27 insan yılı yaşında tükendim.

Henüz 29 değilim! Aklıma sık sık Nilgün Marmara geliyor, bir de 27 yaşında oluşum ve bir gün 29 yaşında olacağım. Henüz hayalini kurduğum o kitabı yazamadım. Aslında bir hikayem her zaman vardı fakat binlerce kelimenin ve düşün içinde boğulup gitmekten yazdıklarım dışarıdan yabancı komşu ülkeler gibiydiler. Birbirine yakın fakat tamamen farklı.

Daha yalın anlatmalıydım, aslında dileğim hep sorgu gerekliliği hali yaratmaktı.

Fakat sanırım anladım! Korkuyorlardı derine inmekten, kendilerine bakmaktan, görmekten ve kabul etmekten korkuyorlardı.

Bunun seçim olduğu yanılgısına düşecekler elbet. Korkunun esiri olduklarını kabul etmek kolay olmasa gerek.

27 insan yılı yaşındayım, ben de korkuyorum! Hala bilmediğim ve deneyimlemediğim bir sürü şey var. En kötü tarafı ise insan ömrü, evrendeki bütün bilgiyi keşfedecek ve deneyimleyecek kadar uzun değil. Bilgiye ve öğrenmeye olan açlığım geçen zamanla artıyor; hepsini anlayacak, öğrenecek zamanım yok. Öyleyse ben öğrenmeyi bilmeliyim, her an her olayda yeni bir şey görebilirim. Dikkatli bakmalıyım! Yeniden, her yönünden.
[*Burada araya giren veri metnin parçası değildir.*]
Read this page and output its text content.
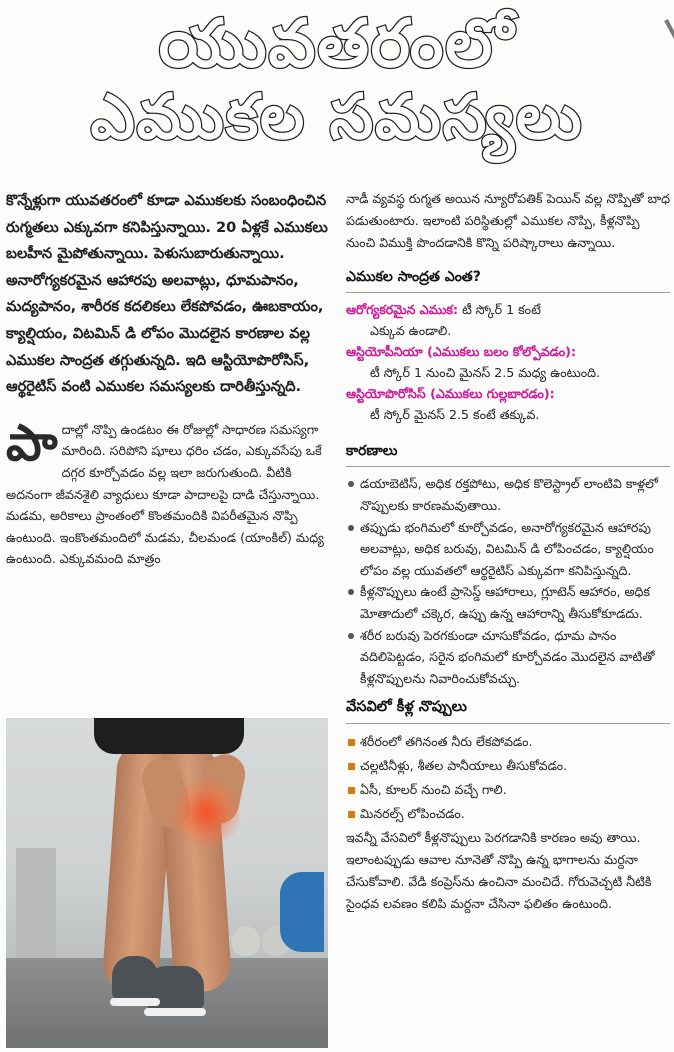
యువతరంలో
ఎముకల సమస్యలు

కొన్నేళ్లుగా యువతరంలో కూడా ఎముకలకు సంబంధించిన రుగ్మతలు ఎక్కువగా కనిపిస్తున్నాయి. 20 ఏళ్లకే ఎముకలు బలహీన మైపోతున్నాయి. పెళుసుబారుతున్నాయి. అనారోగ్యకరమైన ఆహారపు అలవాట్లు, ధూమపానం, మద్యపానం, శారీరక కదలికలు లేకపోవడం, ఊబకాయం, క్యాల్షియం, విటమిన్ డి లోపం మొదలైన కారణాల వల్ల ఎముకల సాంద్రత తగ్గుతున్నది. ఇది ఆస్టియోపొరోసిస్, ఆర్థరైటిస్ వంటి ఎముకల సమస్యలకు దారితీస్తున్నది.

పా దాల్లో నొప్పి ఉండటం ఈ రోజుల్లో సాధారణ సమస్యగా మారింది. సరిపోని షూలు ధరిం చడం, ఎక్కువసేపు ఒకే దగ్గర కూర్చోవడం వల్ల ఇలా జరుగుతుంది. వీటికి అదనంగా జీవనశైలి వ్యాధులు కూడా పాదాలపై దాడి చేస్తున్నాయి. మడమ, అరికాలు ప్రాంతంలో కొంతమందికి విపరీతమైన నొప్పి ఉంటుంది. ఇంకొంతమందిలో మడమ, చీలమండ (యాంకిల్) మధ్య ఉంటుంది. ఎక్కువమంది మాత్రం

నాడీ వ్యవస్థ రుగ్మత అయిన న్యూరోపతిక్ పెయిన్ వల్ల నొప్పితో బాధ పడుతుంటారు. ఇలాంటి పరిస్థితుల్లో ఎముకల నొప్పి, కీళ్లనొప్పి నుంచి విముక్తి పొందడానికి కొన్ని పరిష్కారాలు ఉన్నాయి.

ఎముకల సాంద్రత ఎంత?
ఆరోగ్యకరమైన ఎముక: టీ స్కోర్ 1 కంటే
ఎక్కువ ఉండాలి.
ఆస్టియోపీనియా (ఎముకలు బలం కోల్పోవడం):
టీ స్కోర్ 1 నుంచి మైనస్ 2.5 మధ్య ఉంటుంది.
ఆస్టియోపొరోసిస్ (ఎముకలు గుల్లబారడం):
టీ స్కోర్ మైనస్ 2.5 కంటే తక్కువ.
కారణాలు
డయాబెటిస్, అధిక రక్తపోటు, అధిక కొలెస్ట్రాల్ లాంటివి కాళ్లలో నొప్పులకు కారణమవుతాయి.
తప్పుడు భంగిమలో కూర్చోవడం, అనారోగ్యకరమైన ఆహారపు అలవాట్లు, అధిక బరువు, విటమిన్ డి లోపించడం, క్యాల్షియం లోపం వల్ల యువతలో ఆర్థరైటిస్ ఎక్కువగా కనిపిస్తున్నది.
కీళ్లనొప్పులు ఉంటే ప్రాసెస్డ్ ఆహారాలు, గ్లూటెన్ ఆహారం, అధిక మోతాదులో చక్కెర, ఉప్పు ఉన్న ఆహారాన్ని తీసుకోకూడదు.
శరీర బరువు పెరగకుండా చూసుకోవడం, ధూమ పానం వదిలిపెట్టడం, సరైన భంగిమలో కూర్చోవడం మొదలైన వాటితో కీళ్లనొప్పులను నివారించుకోవచ్చు.
వేసవిలో కీళ్ల నొప్పులు
శరీరంలో తగినంత నీరు లేకపోవడం.
చల్లటినీళ్లు, శీతల పానీయాలు తీసుకోవడం.
ఏసీ, కూలర్ నుంచి వచ్చే గాలి.
మినరల్స్ లోపించడం.

ఇవన్నీ వేసవిలో కీళ్లనొప్పులు పెరగడానికి కారణం అవు తాయి. ఇలాంటప్పుడు ఆవాల నూనెతో నొప్పి ఉన్న భాగాలను మర్దనా చేసుకోవాలి. వేడి కంప్రెస్‌ను ఉంచినా మంచిదే. గోరువెచ్చటి నీటికి సైంధవ లవణం కలిపి మర్దనా చేసినా ఫలితం ఉంటుంది.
En baştan, baştan başlamalıyım; bir daha bakmalı ve başka yollar bulmalıyım. öğrenmenin ve bilginin hazzı, tutku, yaşamaya ve dünyaya duyduğum derin tutku.

Çözülmeyi bekleyen milyonlarca gizem, kim bilir daha beynimde sağa sola savrulmayan kaç düş var? kaç farklı açı? Düşünmenin, sormanın, bakmanın, anlamaya çalışmanın, bazen anlayamamanın, yanılmanın, yorulmanın ve tekrar denemenin hazzını nasıl anlatabilirim? Tutkulu bir seks gibi fakat dokunmadan, beynimden ve ruhumdan her yere sızan, yalın bir arzu tatmini pek mümkün olmayan.

Yeniden başlamalıyım, bildiklerimi unutma cesareti göstermeli, orta yerinden dalmalıyım hayatın. Yaşamın sancısı ve tutkusu arasında ezilmeyi bırakı dans etmeliyim.

Olmaz, olamaz! Ben; vazgeçmek için fazla meraklı, fazla tutkulu, fazla bağlıyım bu sihrin her zerresine. Sonunu göremeyecek olmak ne acı, tamamını asla kavrayamayacağını bilmek.

Öyle görünüyor ki 27 yaşındayım, 29 olacağım bir gün. Nilgün Marmara'yı anımsayacağım.

Sonra onu da alacağım göğüs kafesi dünyama, birlikte 40 olacağız belki, şanslıysak hatta 50, belki de iyice yoldan çıkacağız ve 100 olacağız. Sonra kelimelerin arasına gizleneceğiz, varlığımızı sonsuza taşıyacak satırların arasında mutlu mesut yaşayacağız.

Aynı tutkuyla yaşayanlara fısıldayacak, çoğalarak hep ileri gideceğiz.

Size ruhumu bırakıyorum! Bir salıncak gibi kullanın onu. Yıllar geçtikçe büyüme ağrılarınız ayyuka çıkacak. Sallanmayı, sırt üstü yatmayı, vazgeçmeden dinlenmeyi sakın unutmayın. Yaşamın tutkusunu asla kaybetmeyin, yolunu kaybetmenin bir yol olduğunu asla unutmayın.